Same reason people buy stuff cheap on sites like CAG, SD, RFD, etc. They either use it, or flip it for profit.
Oh wow, thank you professor for the enlightenment. The store WANTS to sell at the price advertised so I don't know how you don't see what the difference is. You do realize that Black Friday was not a free for all even 30 - 40 years ago, so I guess people didn't have those instincts then. Black Friday became so big because of retailers tapping into people's need for an adreneline rush. The sales have very little to do with it anymore. In fact this years Black Friday is starting to show the waning of public interest in it.
You don't even have to look back at the Walmart price mistake thread. Just check out the mispriced $60 WiiU on Sears.com that people were price matching to Walmart and Target stores. If someone can get a deal, the majority will take advantage of it.

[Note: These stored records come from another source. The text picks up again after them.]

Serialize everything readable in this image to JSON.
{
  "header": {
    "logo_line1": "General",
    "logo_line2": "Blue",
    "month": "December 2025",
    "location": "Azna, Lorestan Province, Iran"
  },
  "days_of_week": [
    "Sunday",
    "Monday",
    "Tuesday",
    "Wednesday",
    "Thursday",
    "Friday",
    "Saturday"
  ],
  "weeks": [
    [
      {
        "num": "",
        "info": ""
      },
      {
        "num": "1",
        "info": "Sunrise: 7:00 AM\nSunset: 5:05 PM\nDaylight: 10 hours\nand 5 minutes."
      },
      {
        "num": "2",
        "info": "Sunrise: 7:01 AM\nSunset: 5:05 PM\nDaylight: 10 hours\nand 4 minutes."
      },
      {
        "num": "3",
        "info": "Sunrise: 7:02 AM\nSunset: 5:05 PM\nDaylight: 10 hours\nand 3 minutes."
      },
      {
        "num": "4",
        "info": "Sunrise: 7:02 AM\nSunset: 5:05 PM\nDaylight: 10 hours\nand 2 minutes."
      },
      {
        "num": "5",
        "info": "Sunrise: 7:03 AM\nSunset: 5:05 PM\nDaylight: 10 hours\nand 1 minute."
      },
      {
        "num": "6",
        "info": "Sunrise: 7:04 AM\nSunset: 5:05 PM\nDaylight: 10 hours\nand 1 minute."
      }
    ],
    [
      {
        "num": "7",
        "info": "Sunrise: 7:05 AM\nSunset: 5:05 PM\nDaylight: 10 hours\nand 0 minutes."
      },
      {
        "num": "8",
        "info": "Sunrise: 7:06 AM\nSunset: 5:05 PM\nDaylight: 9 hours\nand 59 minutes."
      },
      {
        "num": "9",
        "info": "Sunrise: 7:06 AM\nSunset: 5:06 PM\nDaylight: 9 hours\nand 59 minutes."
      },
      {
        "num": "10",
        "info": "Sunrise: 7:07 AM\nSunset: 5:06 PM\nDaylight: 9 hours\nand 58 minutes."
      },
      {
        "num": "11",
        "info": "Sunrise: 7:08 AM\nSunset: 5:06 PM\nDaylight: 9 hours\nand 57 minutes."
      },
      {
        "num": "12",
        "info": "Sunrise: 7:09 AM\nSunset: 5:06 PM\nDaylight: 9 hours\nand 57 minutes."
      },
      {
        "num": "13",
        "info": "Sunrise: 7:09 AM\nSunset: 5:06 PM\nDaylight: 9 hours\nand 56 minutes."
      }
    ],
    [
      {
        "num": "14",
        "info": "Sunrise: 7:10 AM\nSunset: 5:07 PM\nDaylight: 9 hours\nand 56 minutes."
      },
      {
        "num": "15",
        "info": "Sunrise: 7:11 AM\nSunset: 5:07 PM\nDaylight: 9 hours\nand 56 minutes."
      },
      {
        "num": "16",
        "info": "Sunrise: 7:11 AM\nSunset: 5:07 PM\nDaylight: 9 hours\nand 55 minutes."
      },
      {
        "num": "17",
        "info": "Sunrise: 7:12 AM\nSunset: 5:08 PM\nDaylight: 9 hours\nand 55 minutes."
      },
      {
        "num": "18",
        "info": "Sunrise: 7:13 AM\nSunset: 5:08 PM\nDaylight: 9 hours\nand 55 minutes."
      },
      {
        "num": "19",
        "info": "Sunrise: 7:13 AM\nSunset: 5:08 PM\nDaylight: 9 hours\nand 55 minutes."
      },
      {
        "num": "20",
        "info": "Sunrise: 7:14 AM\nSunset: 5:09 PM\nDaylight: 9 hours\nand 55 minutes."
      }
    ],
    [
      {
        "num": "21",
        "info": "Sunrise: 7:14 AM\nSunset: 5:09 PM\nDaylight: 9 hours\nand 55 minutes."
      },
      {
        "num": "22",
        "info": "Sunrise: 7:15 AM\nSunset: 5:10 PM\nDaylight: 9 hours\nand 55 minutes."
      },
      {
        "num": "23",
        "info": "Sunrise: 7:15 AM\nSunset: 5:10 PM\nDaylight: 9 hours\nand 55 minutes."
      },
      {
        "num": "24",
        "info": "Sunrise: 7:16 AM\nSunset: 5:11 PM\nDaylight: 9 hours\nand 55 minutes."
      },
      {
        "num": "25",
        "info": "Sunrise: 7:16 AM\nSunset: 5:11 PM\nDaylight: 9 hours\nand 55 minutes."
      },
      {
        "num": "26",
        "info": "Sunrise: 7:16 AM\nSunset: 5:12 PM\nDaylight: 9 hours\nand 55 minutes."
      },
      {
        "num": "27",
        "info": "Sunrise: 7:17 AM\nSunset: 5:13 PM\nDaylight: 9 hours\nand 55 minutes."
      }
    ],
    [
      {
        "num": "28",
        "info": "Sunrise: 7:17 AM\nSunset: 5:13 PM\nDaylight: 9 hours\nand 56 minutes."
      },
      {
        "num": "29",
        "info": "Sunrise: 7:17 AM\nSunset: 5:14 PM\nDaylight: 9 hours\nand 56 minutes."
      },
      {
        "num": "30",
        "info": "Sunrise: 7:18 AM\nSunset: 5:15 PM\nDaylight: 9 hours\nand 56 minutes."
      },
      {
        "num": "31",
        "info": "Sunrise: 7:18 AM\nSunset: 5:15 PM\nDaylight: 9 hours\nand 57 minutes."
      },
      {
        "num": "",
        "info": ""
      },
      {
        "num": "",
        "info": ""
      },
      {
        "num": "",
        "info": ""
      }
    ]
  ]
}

Does Amazon UK ship stuff over the weekend? If the orders were all placed between 7 and 8 PM on a Friday night I doubt many of the shipped.
Amazon ships at all hours of the day. The latest warehouses have robots that bring stock shelves to the pickers so that the pickers don't have to walk up and down the aisles.
Here in the US, I've gotten deliveries from Amazon on Sunday...which is a day that mail services don't usually run.
Part of Amazon's success is speedy shipping. They do that with their own products and they do it with any products that sellers choose to have housed at the Amazon warehouse. If Amazon weren't providing speedy shipping, it would be in violation of its promise to sellers.
Why would I order something if I have no need for/interest in it? Just because a lot of humans are greedy, despicable and scummy, doesn't mean that everyone is that way.
I wouldn't be surprised if many of the buyers were other Amazon sellers. At least with games, electronics and toys, the vast majority of Amazon 3rd party sellers are really just scalpers. Most of the time they're selling stuff at above MSRP, preying on folks who don't realize that "fulfilled by Amazon" is not the same as "sold by Amazon" and that the price is arbitrary.
Sellers who don't use that specific software would have been able to buy more stock cheaply (primary reason for someone to buy x50 or x100 is to flip) and then just send it back to Amazon to sell on their own store.
That may not in fact be true.
What liability would Amazon have?
- Amazon doesn't make sellers use 3rd party software.
- Amazon doesn't set rules on prices (see the number of items sold above MSRP).
- Amazon doesn't require sellers to use the fulfilled by Amazon service (which simply did its job here).